SQL Firewall is powerful, but deploying it in production without a proper plan can cause application outages. Here’s a safe, phased deployment guide.

Phase 1: Observation (2-4 weeks)

Enable SQL Firewall in capture mode for all application users. Let it observe the full range of SQL generated by your application — including end-of-month batch jobs, reporting queries, and administrative scripts.

EXEC DBMS_SQL_FIREWALL.ENABLE;
EXEC DBMS_SQL_FIREWALL.START_CAPTURE('APP_USER');
EXEC DBMS_SQL_FIREWALL.START_CAPTURE('REPORT_USER');
EXEC DBMS_SQL_FIREWALL.START_CAPTURE('ETL_USER');

Phase 2: Allow-list review

After the observation period, review what was captured:

SELECT sql_text, capture_count, first_seen, last_seen
FROM   dba_sql_firewall_allowed_sql
WHERE  username = 'APP_USER'
ORDER BY last_seen DESC;

Remove any SQL that shouldn’t be on the allow-list (e.g., ad-hoc queries a developer ran during the capture period):

EXEC DBMS_SQL_FIREWALL.DELETE_ALLOWED_SQL('APP_USER', :sql_id);

Phase 3: Enable in LOG mode (not BLOCK)

EXEC DBMS_SQL_FIREWALL.ENABLE_ALLOW_LIST('APP_USER', DBMS_SQL_FIREWALL.ENFORCE_SQL, FALSE);
-- FALSE = log violations but don't block

Monitor DBA_SQL_FIREWALL_VIOLATIONS for 1-2 weeks. Any legitimate application SQL that triggers violations needs to be added to the allow-list.

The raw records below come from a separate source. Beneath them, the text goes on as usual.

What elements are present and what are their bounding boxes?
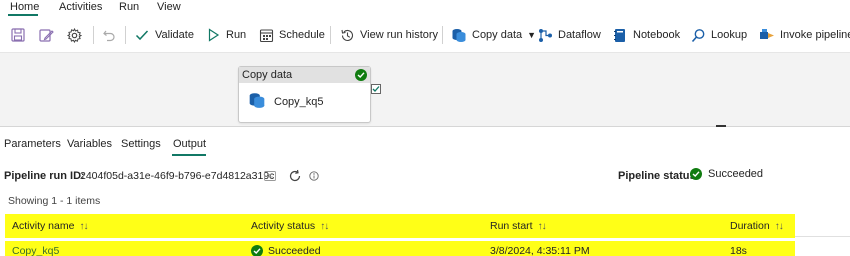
- validate-label: Validate: [155, 29, 194, 41]
- lookup-button[interactable]: Lookup: [690, 25, 747, 45]
- pipeline-status-value: Succeeded: [708, 168, 764, 180]
- active-output-tab-indicator: [172, 154, 206, 156]
- activity-type-label: Copy data: [242, 69, 293, 81]
- items-count: Showing 1 - 1 items: [8, 195, 101, 207]
- dataflow-button[interactable]: Dataflow: [537, 25, 601, 45]
- toolbar-separator: [330, 26, 331, 44]
- column-label: Duration: [730, 220, 770, 232]
- schedule-label: Schedule: [279, 29, 325, 41]
- dataflow-icon: [537, 27, 553, 43]
- sort-icon[interactable]: ↑↓: [320, 221, 329, 232]
- column-header-duration[interactable]: Duration ↑↓: [730, 214, 784, 238]
- chevron-down-icon: ▼: [527, 30, 537, 40]
- sort-icon[interactable]: ↑↓: [79, 221, 88, 232]
- save-icon: [10, 27, 26, 43]
- notebook-label: Notebook: [633, 29, 681, 41]
- column-label: Activity status: [251, 220, 316, 232]
- activity-runs-table: Activity name ↑↓ Activity status ↑↓ Run …: [5, 214, 795, 256]
- toolbar-separator: [125, 26, 126, 44]
- dataflow-label: Dataflow: [558, 29, 601, 41]
- pipeline-status: Succeeded: [690, 168, 763, 180]
- activity-name: Copy_kq5: [274, 95, 324, 108]
- column-label: Run start: [490, 220, 533, 232]
- view-run-history-label: View run history: [360, 29, 439, 41]
- tab-activities[interactable]: Activities: [59, 1, 102, 13]
- pipeline-status-label: Pipeline status: [618, 170, 696, 182]
- save-button[interactable]: [10, 25, 26, 45]
- sort-icon[interactable]: ↑↓: [538, 221, 547, 232]
- schedule-button[interactable]: Schedule: [258, 25, 325, 45]
- success-check-icon: [355, 69, 367, 81]
- column-header-run-start[interactable]: Run start ↑↓: [490, 214, 547, 238]
- activity-status-value: Succeeded: [268, 245, 321, 256]
- column-header-activity-status[interactable]: Activity status ↑↓: [251, 214, 329, 238]
- output-panel-tabs: Parameters Variables Settings Output: [0, 136, 850, 156]
- copy-data-icon: [451, 27, 467, 43]
- copy-icon[interactable]: [264, 171, 276, 184]
- run-start-cell: 3/8/2024, 4:35:11 PM: [490, 245, 590, 256]
- toolbar-separator: [93, 26, 94, 44]
- ribbon-tabs: Home Activities Run View: [0, 0, 850, 16]
- tab-settings[interactable]: Settings: [121, 138, 161, 150]
- invoke-pipeline-button[interactable]: Invoke pipeline: [759, 25, 850, 45]
- view-run-history-button[interactable]: View run history: [339, 25, 438, 45]
- run-label: Run: [226, 29, 247, 41]
- undo-icon: [101, 27, 117, 43]
- settings-button[interactable]: [66, 25, 82, 45]
- success-check-icon: [690, 168, 702, 180]
- run-info-row: Pipeline run ID: 2404f05d-a31e-46f9-b796…: [0, 168, 850, 186]
- copy-data-dropdown[interactable]: Copy data ▼: [451, 25, 536, 45]
- copy-data-label: Copy data: [472, 29, 523, 41]
- pipeline-canvas[interactable]: Copy data Copy_kq5: [0, 53, 850, 127]
- notebook-icon: [612, 27, 628, 43]
- history-icon: [339, 27, 355, 43]
- activity-body: Copy_kq5: [239, 83, 370, 112]
- calendar-icon: [258, 27, 274, 43]
- activity-status-cell: Succeeded: [251, 241, 321, 256]
- active-tab-indicator: [8, 14, 38, 16]
- refresh-icon[interactable]: [288, 169, 302, 186]
- column-label: Activity name: [12, 220, 75, 232]
- run-button[interactable]: Run: [205, 25, 246, 45]
- tab-home[interactable]: Home: [10, 1, 39, 13]
- table-header: Activity name ↑↓ Activity status ↑↓ Run …: [5, 214, 795, 238]
- edit-icon: [38, 27, 54, 43]
- run-id-label: Pipeline run ID:: [4, 170, 85, 182]
- tab-variables[interactable]: Variables: [67, 138, 112, 150]
- toolbar: Validate Run Schedule View run history C…: [0, 17, 850, 53]
- search-icon: [690, 27, 706, 43]
- activity-header: Copy data: [239, 67, 370, 83]
- edit-button[interactable]: [38, 25, 54, 45]
- tab-run[interactable]: Run: [119, 1, 139, 13]
- duration-cell: 18s: [730, 245, 747, 256]
- info-icon[interactable]: [309, 171, 319, 184]
- copy-data-icon: [248, 91, 266, 112]
- table-divider: [795, 236, 850, 237]
- panel-resize-handle[interactable]: [716, 125, 726, 127]
- toolbar-separator: [442, 26, 443, 44]
- table-row[interactable]: Copy_kq5 Succeeded 3/8/2024, 4:35:11 PM …: [5, 241, 795, 256]
- checkmark-icon: [134, 27, 150, 43]
- copy-data-activity[interactable]: Copy data Copy_kq5: [238, 66, 371, 123]
- lookup-label: Lookup: [711, 29, 748, 41]
- tab-view[interactable]: View: [157, 1, 181, 13]
- play-icon: [205, 27, 221, 43]
- invoke-pipeline-icon: [759, 27, 775, 43]
- invoke-pipeline-label: Invoke pipeline: [780, 29, 850, 41]
- run-id-value: 2404f05d-a31e-46f9-b796-e7d4812a319c: [80, 170, 275, 182]
- undo-button[interactable]: [101, 25, 117, 45]
- activity-side-checkbox[interactable]: [371, 84, 381, 94]
- sort-icon[interactable]: ↑↓: [775, 221, 784, 232]
- notebook-button[interactable]: Notebook: [612, 25, 680, 45]
- gear-icon: [66, 27, 82, 43]
- tab-parameters[interactable]: Parameters: [4, 138, 61, 150]
- column-header-activity-name[interactable]: Activity name ↑↓: [12, 214, 88, 238]
- validate-button[interactable]: Validate: [134, 25, 194, 45]
- success-check-icon: [251, 245, 263, 256]
- activity-name-link[interactable]: Copy_kq5: [12, 241, 59, 256]
- tab-output[interactable]: Output: [173, 138, 206, 150]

Phase 4: Enable BLOCK mode

Only after violations are zero (or only known attack patterns):

EXEC DBMS_SQL_FIREWALL.ENABLE_ALLOW_LIST('APP_USER', DBMS_SQL_FIREWALL.ENFORCE_SQL, TRUE);

Ongoing maintenance: When application code changes, update the allow-list before deploying to production. A CI/CD step that runs a short capture against a staging environment and updates the allow-list is ideal.